Amazon are singled out in this video but are not alone and in the UK, new legislation will try to combat the problem.
We don’t hide our major clients, from the BBC, to M & S and Warner Brothers, yet you will not see testimonials on our website, or embedded reviews.
This is a choice and no disrespect is meant to those who offer them but worth taking user perception into account. A decade ago, up to 10% of people visiting an average website might look at a testimonials page, now typically less than 1%.
The reason of course is lack of trust, to the extent that many feel showing testimonials does more harm than good. Neither are online reviews, or social mentions as believed as they were, with legislation now being aimed at them.
The Digital Markets Bill
To give the full title, the Digital Markets, Competition and Consumers Bill is at committee stage and will soon add to the powers of the Competition and Markets Authority. A newly formed Digital Markets Unit will focus on creating a competitive environment.

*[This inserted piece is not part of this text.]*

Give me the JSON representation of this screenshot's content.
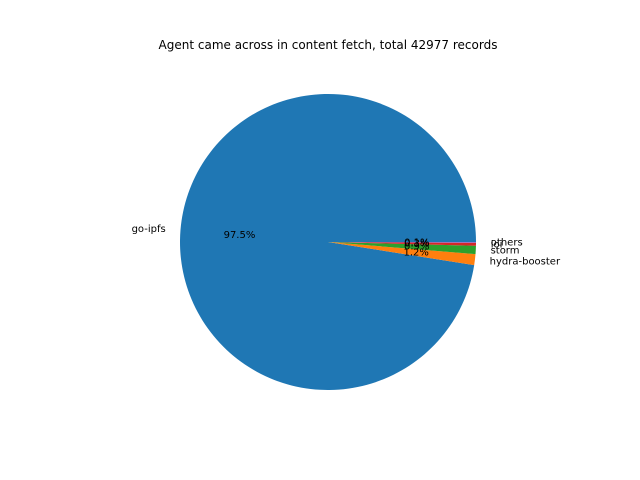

The task will be wide ranging, from trying to control market dominance, to subscription models for consumers and small business. There is also a requirement to eliminate fake reviews, buying, selling or hosting them will become illegal.
In principle, this would include writing an inventive testimonial on a website but being that granular is unlikely to be practical for a regulator. A greater focus will be on major tech companies and levying fines if they are not compliant.
Even so, specific duties are being assigned in terms of online promotion and the probability is that a few small fry will be caught in the net.
Principles To Note
Platforms hosting reviews must take reasonable steps to verify that product and service reviews are genuine. There will be a ban on people receiving money or goods for writing reviews and on companies paying for them.
This includes professional promoters on social media and those who offer fake reviews at a price, on places ranging from NHS Choices, to Google, Facebook etc. Not so hard to purchase them by batch, at a relatively modest cost.
How successful the regulator will be at stopping large scale activity, often originating in under regulated countries remains to be seen. The more serious battle against phishing and phone scams has not eliminated the problem.
There will still be well publicised cases and ensuring they could not in any way be linked to a business will make sense for them. The clean up may come from reputation protection, as much as individual regulatory action.
Keep On Promoting
Nobody is suggesting that promoting a business should hold a fear factor. We all need to do this, although there are varying ways.
A proportion of consumers and many B2B buyers carry out their own research. Ensuring they can easily find information on a website matters, then they will check claims made, look at corporate structure and relationships.
Dynamic for example mention the many thousands of carnets we have supplied and this can be verified. When we partnered with a leading US company, this was highlighted rather than hidden away, our environmental and data policies are there to be seen.
As the web matures, honesty and openness may prove to be the best recommendation. The same as when customers talk to a support team and value an honest response.